Bill Weyland’s apartment property between NuLu and the hospital district

At developer Bill Weyland’s 310 at NuLu, at South Hancock and East Jefferson streets on the eastern edge of the official CBD boundary, there are studio and one-bedroom units at 600 square feet and below. Here, too, rents are mostly below $1,000 a month, except for the few two-bedroom apartments. While the location is meant to appeal to those wanting to live close to downtown and East Market Street, it also capitalizes on its proximity to the nearby medical centers and hospitals.

In both cases, the target market is younger, probably single, 20-and-30-somethings who like the idea of living within walking distance of the action of Fourth Street Live, the Yum Center and the Main Street bar and restaurant scene. And, in the case of 310 at NuLu, it’s three blocks from the nearby medical centers and hospitals, aiming at med and dental students, residents, interns, young physicians, nurses and staff members.

“I think today’s young people, especially in Louisville, are more willing to spend a little bit more to live by themselves,” says Scherer. “The privacy, the independence, the peace and quiet.”

He notes that Louisville is a relatively new urban rental market. “In New York or Chicago, young renters are accustomed to squeezing into small apartments with lots of roommates; it’s often the only way to get available, affordable downtown apartment space. But in Louisville, where people are used to larger living spaces, young renters are more likely to want to live by themselves – so the smaller, more affordable, units work.”

That’s good for the renters, but also good for the developers. Because the size and rent of the units are not arbitrary. According to Scherer, all the analysis says you need to charge rents of about $1.25-$1.40 per square foot to maximize your profits. That’s the sweet spot.

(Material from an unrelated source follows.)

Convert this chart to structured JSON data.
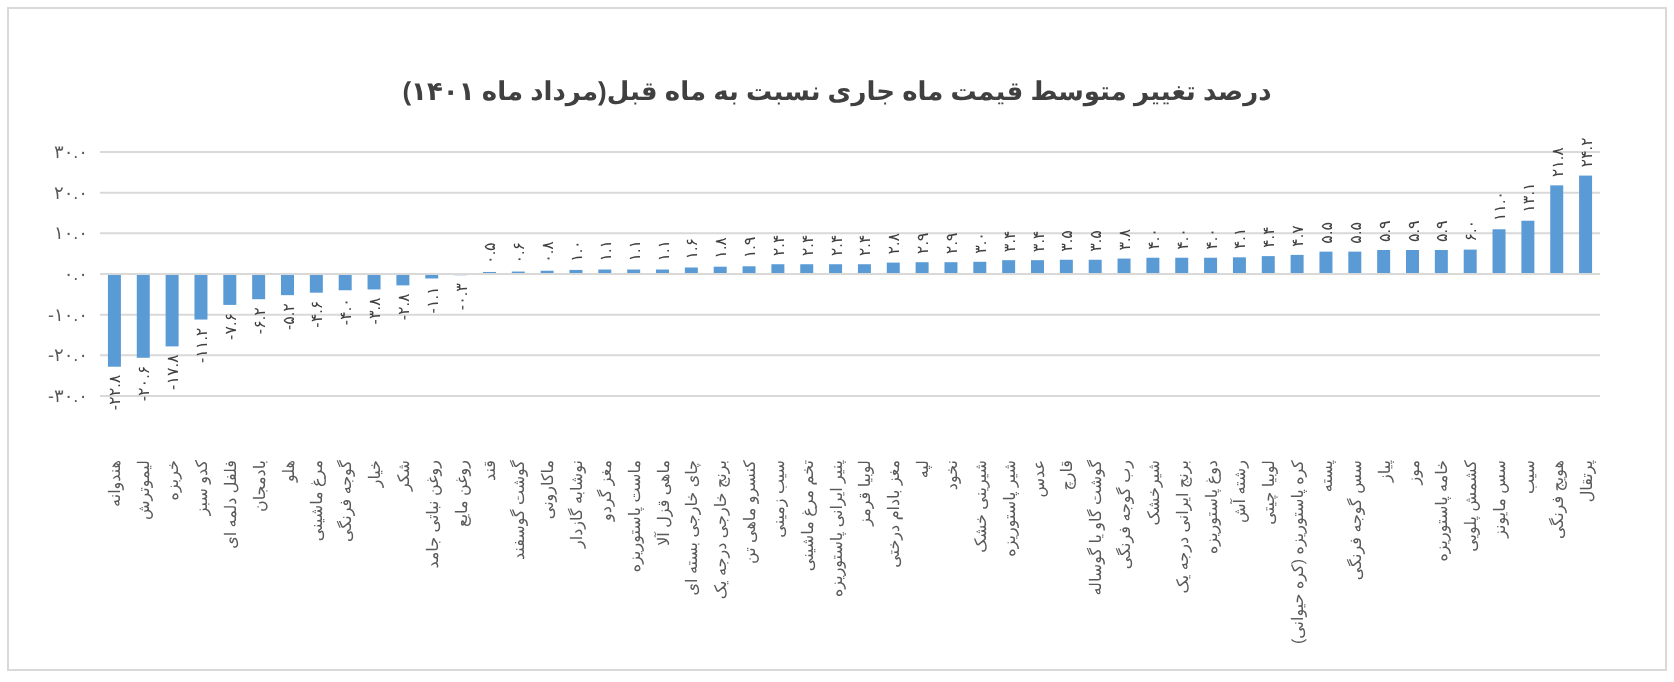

“So if that demographic is looking to spend about $700 a month in rent, you do your arithmetic and the ideal apartment becomes a 500-square-foot studio or one-bedroom,” he says. “Less than that and the developer won’t make enough money. More than that and he’ll price himself out of the market.

“If you can’t get that $1.25 or so for a new rental project today, the project won’t get built. The market is thin at the $2,000-a-month level, and developers always shoot for where the market is fat.”

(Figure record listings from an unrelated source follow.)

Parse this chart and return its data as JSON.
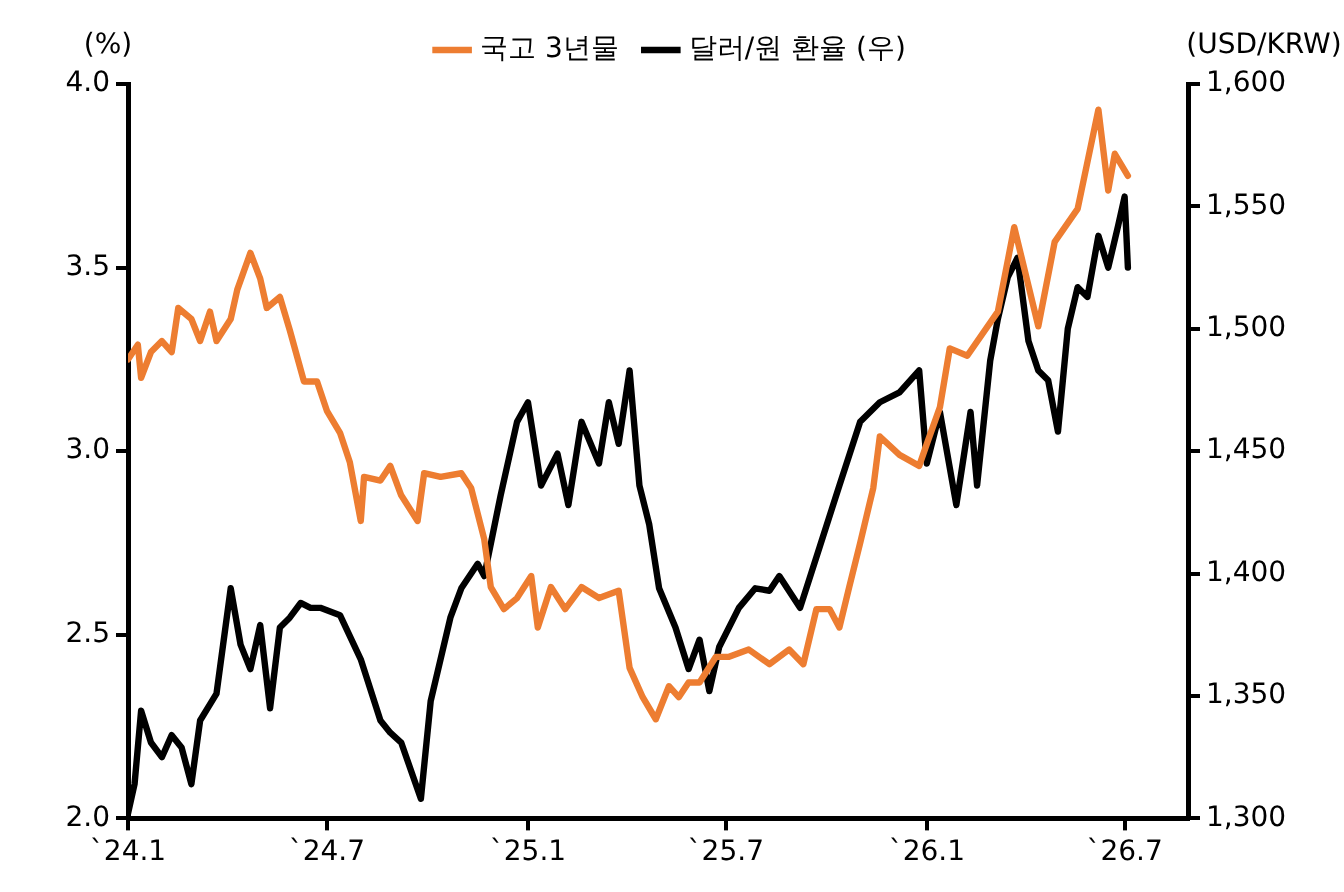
{
  "chart_data": {
    "type": "line",
    "ylabel": "(%)",
    "y2label": "(USD/KRW)",
    "legend": "top",
    "grid": false,
    "marker": "none",
    "line_style": "solid",
    "xlim": [
      "2024-01-01",
      "2026-08-28"
    ],
    "xticks": [
      {
        "value": "2024-01",
        "label": "`24.1"
      },
      {
        "value": "2024-07",
        "label": "`24.7"
      },
      {
        "value": "2025-01",
        "label": "`25.1"
      },
      {
        "value": "2025-07",
        "label": "`25.7"
      },
      {
        "value": "2026-01",
        "label": "`26.1"
      },
      {
        "value": "2026-07",
        "label": "`26.7"
      }
    ],
    "ylim": [
      2,
      4
    ],
    "yticks": [
      {
        "value": 2,
        "label": "2.0"
      },
      {
        "value": 2.5,
        "label": "2.5"
      },
      {
        "value": 3,
        "label": "3.0"
      },
      {
        "value": 3.5,
        "label": "3.5"
      },
      {
        "value": 4,
        "label": "4.0"
      }
    ],
    "y2lim": [
      1300,
      1600
    ],
    "y2ticks": [
      {
        "value": 1300,
        "label": "1,300"
      },
      {
        "value": 1350,
        "label": "1,350"
      },
      {
        "value": 1400,
        "label": "1,400"
      },
      {
        "value": 1450,
        "label": "1,450"
      },
      {
        "value": 1500,
        "label": "1,500"
      },
      {
        "value": 1550,
        "label": "1,550"
      },
      {
        "value": 1600,
        "label": "1,600"
      }
    ],
    "series": [
      {
        "name": "국고 3년물",
        "color": "#ed7d31",
        "x": [
          "2024-01-01",
          "2024-01-10",
          "2024-01-13",
          "2024-01-22",
          "2024-02-01",
          "2024-02-10",
          "2024-02-16",
          "2024-02-28",
          "2024-03-07",
          "2024-03-16",
          "2024-03-22",
          "2024-04-04",
          "2024-04-10",
          "2024-04-22",
          "2024-05-01",
          "2024-05-07",
          "2024-05-19",
          "2024-05-28",
          "2024-06-10",
          "2024-06-22",
          "2024-07-01",
          "2024-07-13",
          "2024-07-22",
          "2024-08-01",
          "2024-08-04",
          "2024-08-19",
          "2024-08-28",
          "2024-09-07",
          "2024-09-22",
          "2024-09-28",
          "2024-10-13",
          "2024-11-01",
          "2024-11-10",
          "2024-11-22",
          "2024-11-28",
          "2024-12-10",
          "2024-12-22",
          "2025-01-04",
          "2025-01-10",
          "2025-01-22",
          "2025-02-04",
          "2025-02-19",
          "2025-03-07",
          "2025-03-25",
          "2025-04-04",
          "2025-04-16",
          "2025-04-28",
          "2025-05-10",
          "2025-05-19",
          "2025-05-28",
          "2025-06-07",
          "2025-06-22",
          "2025-07-04",
          "2025-07-22",
          "2025-08-10",
          "2025-08-28",
          "2025-09-10",
          "2025-09-22",
          "2025-10-04",
          "2025-10-13",
          "2025-10-22",
          "2025-11-01",
          "2025-11-13",
          "2025-11-19",
          "2025-12-07",
          "2025-12-25",
          "2026-01-01",
          "2026-01-13",
          "2026-01-22",
          "2026-02-07",
          "2026-03-07",
          "2026-03-22",
          "2026-04-13",
          "2026-04-28",
          "2026-05-19",
          "2026-06-07",
          "2026-06-16",
          "2026-06-22",
          "2026-07-04"
        ],
        "values": [
          3.25,
          3.29,
          3.2,
          3.27,
          3.3,
          3.27,
          3.39,
          3.36,
          3.3,
          3.38,
          3.3,
          3.36,
          3.44,
          3.54,
          3.47,
          3.39,
          3.42,
          3.33,
          3.19,
          3.19,
          3.11,
          3.05,
          2.97,
          2.81,
          2.93,
          2.92,
          2.96,
          2.88,
          2.81,
          2.94,
          2.93,
          2.94,
          2.9,
          2.76,
          2.63,
          2.57,
          2.6,
          2.66,
          2.52,
          2.63,
          2.57,
          2.63,
          2.6,
          2.62,
          2.41,
          2.33,
          2.27,
          2.36,
          2.33,
          2.37,
          2.37,
          2.44,
          2.44,
          2.46,
          2.42,
          2.46,
          2.42,
          2.57,
          2.57,
          2.52,
          2.63,
          2.75,
          2.9,
          3.04,
          2.99,
          2.96,
          3.02,
          3.12,
          3.28,
          3.26,
          3.38,
          3.61,
          3.34,
          3.57,
          3.66,
          3.93,
          3.71,
          3.81,
          3.75
        ]
      },
      {
        "name": "달러/원 환율 (우)",
        "color": "#000000",
        "axis": "y2",
        "x": [
          "2024-01-01",
          "2024-01-07",
          "2024-01-13",
          "2024-01-22",
          "2024-02-01",
          "2024-02-10",
          "2024-02-19",
          "2024-02-28",
          "2024-03-07",
          "2024-03-22",
          "2024-04-04",
          "2024-04-13",
          "2024-04-22",
          "2024-05-01",
          "2024-05-10",
          "2024-05-19",
          "2024-05-28",
          "2024-06-07",
          "2024-06-16",
          "2024-06-25",
          "2024-07-13",
          "2024-08-01",
          "2024-08-19",
          "2024-08-28",
          "2024-09-07",
          "2024-09-25",
          "2024-10-04",
          "2024-10-22",
          "2024-11-01",
          "2024-11-16",
          "2024-11-22",
          "2024-12-07",
          "2024-12-22",
          "2025-01-01",
          "2025-01-13",
          "2025-01-28",
          "2025-02-07",
          "2025-02-19",
          "2025-03-07",
          "2025-03-16",
          "2025-03-25",
          "2025-04-04",
          "2025-04-13",
          "2025-04-22",
          "2025-05-01",
          "2025-05-16",
          "2025-05-28",
          "2025-06-07",
          "2025-06-16",
          "2025-06-25",
          "2025-07-13",
          "2025-07-28",
          "2025-08-10",
          "2025-08-19",
          "2025-09-07",
          "2025-09-25",
          "2025-10-13",
          "2025-11-01",
          "2025-11-19",
          "2025-12-07",
          "2025-12-25",
          "2026-01-01",
          "2026-01-13",
          "2026-01-28",
          "2026-02-10",
          "2026-02-16",
          "2026-02-28",
          "2026-03-07",
          "2026-03-16",
          "2026-03-25",
          "2026-04-04",
          "2026-04-13",
          "2026-04-22",
          "2026-05-01",
          "2026-05-10",
          "2026-05-19",
          "2026-05-28",
          "2026-06-07",
          "2026-06-16",
          "2026-06-25",
          "2026-07-01",
          "2026-07-04"
        ],
        "values": [
          1302,
          1314,
          1344,
          1331,
          1325,
          1334,
          1329,
          1314,
          1340,
          1351,
          1394,
          1371,
          1361,
          1379,
          1345,
          1378,
          1382,
          1388,
          1386,
          1386,
          1383,
          1365,
          1340,
          1335,
          1331,
          1308,
          1348,
          1382,
          1394,
          1404,
          1399,
          1432,
          1462,
          1470,
          1436,
          1449,
          1428,
          1462,
          1445,
          1470,
          1453,
          1483,
          1436,
          1420,
          1394,
          1378,
          1361,
          1373,
          1352,
          1370,
          1386,
          1394,
          1393,
          1399,
          1386,
          1411,
          1436,
          1462,
          1470,
          1474,
          1483,
          1445,
          1466,
          1428,
          1466,
          1436,
          1487,
          1504,
          1521,
          1529,
          1495,
          1483,
          1479,
          1458,
          1500,
          1517,
          1513,
          1538,
          1525,
          1542,
          1554,
          1525
        ]
      }
    ]
  }
}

But size of the unit is not only being driven by the desire and willingness of the market. Land is expensive and construction costs are high – especially, says Scherer, on East Main and East Market, where developers have to compete with commercial users, which makes the property costs that much higher.

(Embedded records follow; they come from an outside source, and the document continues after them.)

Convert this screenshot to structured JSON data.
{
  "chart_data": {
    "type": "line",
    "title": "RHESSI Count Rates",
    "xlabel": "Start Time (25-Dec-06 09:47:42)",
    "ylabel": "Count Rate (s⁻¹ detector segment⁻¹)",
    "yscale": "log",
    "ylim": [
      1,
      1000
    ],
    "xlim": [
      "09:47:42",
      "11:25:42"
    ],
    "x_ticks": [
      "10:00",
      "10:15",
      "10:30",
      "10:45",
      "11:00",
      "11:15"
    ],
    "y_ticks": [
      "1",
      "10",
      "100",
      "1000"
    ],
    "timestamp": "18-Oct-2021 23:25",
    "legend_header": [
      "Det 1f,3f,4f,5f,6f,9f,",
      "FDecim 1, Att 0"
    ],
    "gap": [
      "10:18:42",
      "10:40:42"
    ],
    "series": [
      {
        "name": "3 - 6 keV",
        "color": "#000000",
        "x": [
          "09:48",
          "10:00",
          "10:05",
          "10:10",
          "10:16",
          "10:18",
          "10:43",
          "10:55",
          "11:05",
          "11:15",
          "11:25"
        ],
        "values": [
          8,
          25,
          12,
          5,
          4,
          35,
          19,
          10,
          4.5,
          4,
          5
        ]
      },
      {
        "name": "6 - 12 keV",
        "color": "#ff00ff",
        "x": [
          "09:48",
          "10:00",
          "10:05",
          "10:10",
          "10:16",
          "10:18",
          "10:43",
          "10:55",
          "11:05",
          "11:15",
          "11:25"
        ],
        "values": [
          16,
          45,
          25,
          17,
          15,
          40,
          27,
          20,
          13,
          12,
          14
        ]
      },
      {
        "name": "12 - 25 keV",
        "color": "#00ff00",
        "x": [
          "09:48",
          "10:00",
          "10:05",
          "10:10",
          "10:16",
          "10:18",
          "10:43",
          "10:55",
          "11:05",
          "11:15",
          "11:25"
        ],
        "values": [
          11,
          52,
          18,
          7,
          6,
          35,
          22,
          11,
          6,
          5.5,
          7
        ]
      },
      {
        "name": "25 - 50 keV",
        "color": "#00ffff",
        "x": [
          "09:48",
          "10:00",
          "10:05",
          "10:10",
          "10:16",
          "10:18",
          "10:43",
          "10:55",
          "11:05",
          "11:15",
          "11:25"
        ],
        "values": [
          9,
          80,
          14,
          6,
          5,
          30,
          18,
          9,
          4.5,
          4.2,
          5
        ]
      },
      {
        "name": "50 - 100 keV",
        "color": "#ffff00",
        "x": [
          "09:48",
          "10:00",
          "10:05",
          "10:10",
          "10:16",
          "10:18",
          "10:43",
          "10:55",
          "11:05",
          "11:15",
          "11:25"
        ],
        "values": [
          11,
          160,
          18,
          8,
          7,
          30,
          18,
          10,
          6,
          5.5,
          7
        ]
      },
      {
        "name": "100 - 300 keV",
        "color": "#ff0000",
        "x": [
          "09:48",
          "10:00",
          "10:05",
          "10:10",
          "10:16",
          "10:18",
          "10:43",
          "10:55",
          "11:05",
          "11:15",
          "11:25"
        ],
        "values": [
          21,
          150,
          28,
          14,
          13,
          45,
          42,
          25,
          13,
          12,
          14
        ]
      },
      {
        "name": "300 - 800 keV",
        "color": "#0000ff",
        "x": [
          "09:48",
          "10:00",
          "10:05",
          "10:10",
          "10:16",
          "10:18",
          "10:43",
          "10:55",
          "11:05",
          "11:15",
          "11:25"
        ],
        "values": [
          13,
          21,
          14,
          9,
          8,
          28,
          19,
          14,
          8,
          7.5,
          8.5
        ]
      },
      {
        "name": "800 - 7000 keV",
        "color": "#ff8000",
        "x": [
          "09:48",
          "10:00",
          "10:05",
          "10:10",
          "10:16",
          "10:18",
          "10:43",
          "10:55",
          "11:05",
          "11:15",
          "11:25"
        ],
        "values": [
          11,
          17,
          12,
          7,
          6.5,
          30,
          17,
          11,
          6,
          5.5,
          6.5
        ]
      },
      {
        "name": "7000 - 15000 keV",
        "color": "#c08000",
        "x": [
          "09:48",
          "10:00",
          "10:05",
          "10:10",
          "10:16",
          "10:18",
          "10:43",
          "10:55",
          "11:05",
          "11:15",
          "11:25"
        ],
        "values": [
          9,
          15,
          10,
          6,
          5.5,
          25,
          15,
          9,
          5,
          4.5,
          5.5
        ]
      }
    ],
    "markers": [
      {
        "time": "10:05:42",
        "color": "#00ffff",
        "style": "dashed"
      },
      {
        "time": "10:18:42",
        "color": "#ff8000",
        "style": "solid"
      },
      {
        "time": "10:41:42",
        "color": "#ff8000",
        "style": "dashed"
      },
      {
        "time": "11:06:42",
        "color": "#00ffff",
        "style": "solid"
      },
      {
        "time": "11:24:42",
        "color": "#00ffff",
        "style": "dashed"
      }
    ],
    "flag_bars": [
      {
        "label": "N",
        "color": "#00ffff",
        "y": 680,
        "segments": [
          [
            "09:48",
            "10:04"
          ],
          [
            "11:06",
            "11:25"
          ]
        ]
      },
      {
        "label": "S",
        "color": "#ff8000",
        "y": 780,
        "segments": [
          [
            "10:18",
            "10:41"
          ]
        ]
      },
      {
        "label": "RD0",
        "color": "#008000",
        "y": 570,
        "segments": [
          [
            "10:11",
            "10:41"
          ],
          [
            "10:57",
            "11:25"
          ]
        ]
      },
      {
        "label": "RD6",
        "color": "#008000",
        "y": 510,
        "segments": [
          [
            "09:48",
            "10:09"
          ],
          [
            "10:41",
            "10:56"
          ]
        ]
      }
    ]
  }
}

“It’s difficult to make a project work if the price tag for land starts at $35 a square foot.”

It’s also difficult to make a project work unless you pack as many units into a building as possible to achieve the density necessary to reach the profit level.

“You’re not going to find those 1,000-square-foot apartments in this market,” Scherer says. “It’s going to be small, or it isn’t going to be developed.”

He says you won’t see many 30-unit developments in Louisville. “These guys want to do 100 units and they’d really prefer 300 units. It’s the economies of scale. The more smaller units you can get into a building, the better your financial model.”

So the market is booming, steam shovels and cranes operating at maximum capacity in every corner of downtown Louisville?

Uh, no.

“Actually, we’re in a bit of a standoff right now,” Scherer acknowledges. “There’s not a lot of available land, and what is available is expensive. And the closer to the CBD, the more expensive the land becomes. The more expensive the land, the greater the density you have to develop. And the greater the density, the greater the risk. The developer has to ask how long it will take to rent 100 units?”

There are serious discussions going on right now between interested developers and the mayor’s office and the Downtown Development Corp., but there’s only a limited amount of things they can do, he says: “The city’s bag of tax credits is empty.”

Still, Scherer says, “We’ve identified the demand and we’ve identified the product to meet that demand. We have a lot of developers eager to get into this market, and banks eager to make some loans.

“I think we’ll see the logjam break and things start to happen. There’s a pretty simple rule in real estate: Developers always go where the money is.”